Die Ideen gehen Winfried Huyer-May nicht aus
Musik gilt in der Familie Huyer-May als "Familiengut". "Ich habe immer schon Musik gemacht, mein Vater war Musiklehrer und Kirchenmusiker. Keyboard spiele ich, Gitarre, acht Töne Flöte und fünf Töne Geige", erklärt der Hobby-Musiker und schmunzelt. Zum Schreiben und Komponieren der Songs brauche es aber schon Kenntnisse der Harmonielehre, sagt er. Huyer-May hat Musikwissenschaften studiert, wenn auch ohne dies abzuschließen ("Das war mir dann doch zu theoretisch"). Zu Komponieren bedeute richtig Arbeit. Manchmal bleibe man stecken im Text oder die Musik passe nicht gleich dazu.

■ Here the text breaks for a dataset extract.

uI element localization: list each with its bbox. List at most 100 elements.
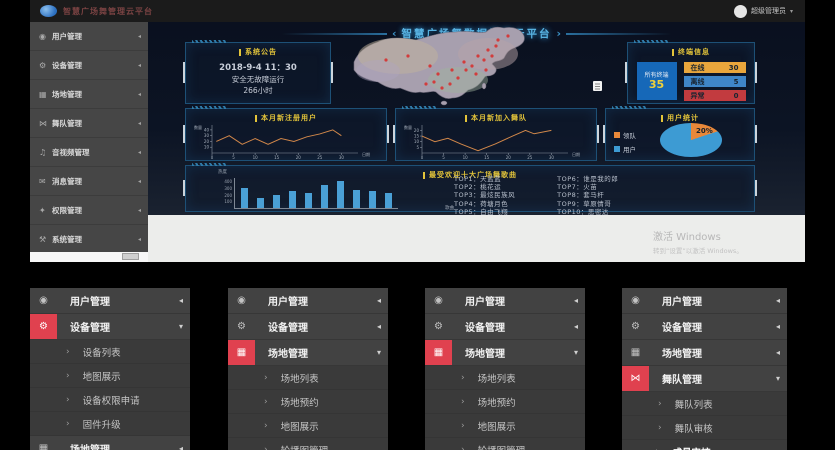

Spaß an der Musik ist natürlich ebenfalls unumgänglich. Dass ihm gefällt, was er tut, zeigt sich auch beim Blick in die Burgläurer Kreativ-Scheune. Allerlei selbstgebaute Apparaturen zum Töne erzeugen finden sich da, die Huyer-May stolz präsentiert. Da kommt schon mal ein Schubkarren zum Einsatz, ein Hammer oder Metallfedern. "Das hier klingt wie ein Ton von Geistern, schade, dass ich noch keinen Song über Geister geschrieben habe", ruft Huyer-May und zeigt einen entsprechenden Aufbau. Und schon formieren sich neue Ideen in seinem Kopf. Vielleicht auch mal etwas ohne Text, überlegt er. "Opa in Amerika" zum Beispiel oder "Opa im Orient". Dazu muss man ja nun wirklich nicht wie Sarah in die Sahara reisen. Man kann sich auch von Burglauer oder München aus gemütlich auf musikalische Art und Weise dorthin träumen.